Thursday, March 19, 2009

Less math in the early years-not more.



Over 70 years ago in Manchester, New Hampshire, children learnt no formal arithmetic until grade 6 (about age 11). In the fall of 1929, The program's creator, Superintendent Louis Benezet, decided to try the experiment of abandoning all formal instruction in arithmetic below the seventh grade and concentrating on teaching the children to read, to reason, and to recite - "my new Three R's," as he called it. "And by reciting I did not mean giving back, verbatim, the words of the teacher or of the textbook. I meant speaking the English language.
Benezet wrote:
"In the first place, it seems to me that we waste much time in the elementary schools, wrestling with stuff that ought to be omitted or postponed until the children are in need of studying it.
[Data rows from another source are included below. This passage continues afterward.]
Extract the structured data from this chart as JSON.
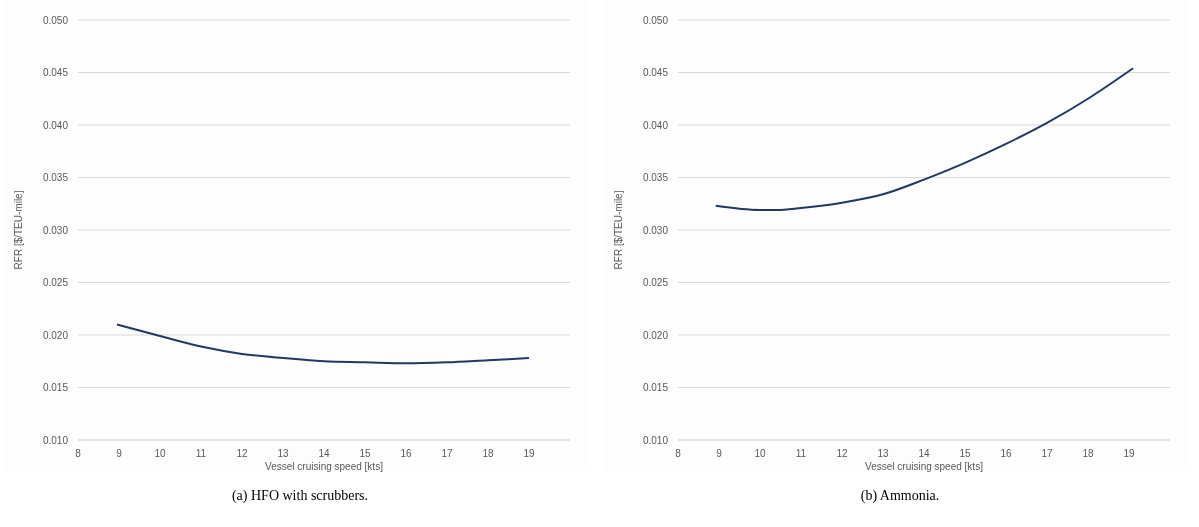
{
  "chart_data": [
    {
      "type": "line",
      "xlabel": "Vessel cruising speed [kts]",
      "ylabel": "RFR  [$/TEU-mile]",
      "annotations": [
        "(a) HFO with scrubbers."
      ],
      "xlim": [
        8,
        20
      ],
      "xticks": [
        8,
        9,
        10,
        11,
        12,
        13,
        14,
        15,
        16,
        17,
        18,
        19
      ],
      "ylim": [
        0.01,
        0.05
      ],
      "yticks": [
        {
          "value": 0.01,
          "label": "0.010"
        },
        {
          "value": 0.015,
          "label": "0.015"
        },
        {
          "value": 0.02,
          "label": "0.020"
        },
        {
          "value": 0.025,
          "label": "0.025"
        },
        {
          "value": 0.03,
          "label": "0.030"
        },
        {
          "value": 0.035,
          "label": "0.035"
        },
        {
          "value": 0.04,
          "label": "0.040"
        },
        {
          "value": 0.045,
          "label": "0.045"
        },
        {
          "value": 0.05,
          "label": "0.050"
        }
      ],
      "grid": "y",
      "series": [
        {
          "color": "#1f3864",
          "x": [
            8.95,
            10,
            11,
            12,
            13,
            14,
            15,
            16,
            17,
            18,
            19
          ],
          "values": [
            0.021,
            0.0199,
            0.0189,
            0.0182,
            0.0178,
            0.0175,
            0.0174,
            0.0173,
            0.0174,
            0.0176,
            0.0178
          ]
        }
      ]
    },
    {
      "type": "line",
      "xlabel": "Vessel cruising speed [kts]",
      "ylabel": "RFR  [$/TEU-mile]",
      "annotations": [
        "(b) Ammonia."
      ],
      "xlim": [
        8,
        20
      ],
      "xticks": [
        8,
        9,
        10,
        11,
        12,
        13,
        14,
        15,
        16,
        17,
        18,
        19
      ],
      "ylim": [
        0.01,
        0.05
      ],
      "yticks": [
        {
          "value": 0.01,
          "label": "0.010"
        },
        {
          "value": 0.015,
          "label": "0.015"
        },
        {
          "value": 0.02,
          "label": "0.020"
        },
        {
          "value": 0.025,
          "label": "0.025"
        },
        {
          "value": 0.03,
          "label": "0.030"
        },
        {
          "value": 0.035,
          "label": "0.035"
        },
        {
          "value": 0.04,
          "label": "0.040"
        },
        {
          "value": 0.045,
          "label": "0.045"
        },
        {
          "value": 0.05,
          "label": "0.050"
        }
      ],
      "grid": "y",
      "series": [
        {
          "color": "#1f3864",
          "x": [
            8.92,
            10,
            10.4,
            11,
            12,
            13,
            14,
            15,
            16,
            17,
            18,
            19.1
          ],
          "values": [
            0.0323,
            0.0319,
            0.0319,
            0.0321,
            0.0326,
            0.0334,
            0.0348,
            0.0364,
            0.0382,
            0.0402,
            0.0425,
            0.0454
          ]
        }
      ]
    }
  ]
}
If I had my way, I would omit arithmetic from the first six grades. I would allow the children to practise making change with imitation money, if you wish, but outside of making change, where does an eleven-year-old child ever have to use arithmetic?
I feel that it is all nonsense to take eight years to get children thru the ordinary arithmetic assignment of the elementary schools. What possible needs has a ten-year-old child for a knowledge of long division? The whole subject of arithmetic could be postponed until the seventh year of school, and it could be mastered in two years' study by any normal child."

Benezet picked out five rooms - three third grades, one combining the third and fourth grades, and one fifth grade. To read more about what happened go to the following link:

http://www.inference.phy.cam.ac.uk/sanjoy/benezet/index.html
(a three part essay).
In brief, the results were that kids who had no formal math ended up much more knowledgeable about math concepts (measurements, estimations, logic etc) then those who were forced to learn say multiplication tables, etc with no context. Since the teachers focused on reading, discussion, story telling etc the kids ended up being more articulate, more engaged and eager for learning than their counterparts following traditional curriculum.
Today, those of us who follow the unschool route, can attest to the success of this method. My oldest daughter started school this pass fall in grade 8 for the first time ever,and she gets nothing but the highest marks. She had very little formal math instruction. My 11 year old who also started in the fall in grade 6 insists that she doesn't have a brain for math (meaning she is simply not interested in math at this time) but is managing to keep up.
Kids need less math instruction, not more. In the mean time, I think showing kids the beauty of math rather than the utter dryness of computing would be vastly more beneficial to the appreciation and understanding of the subject mathematics.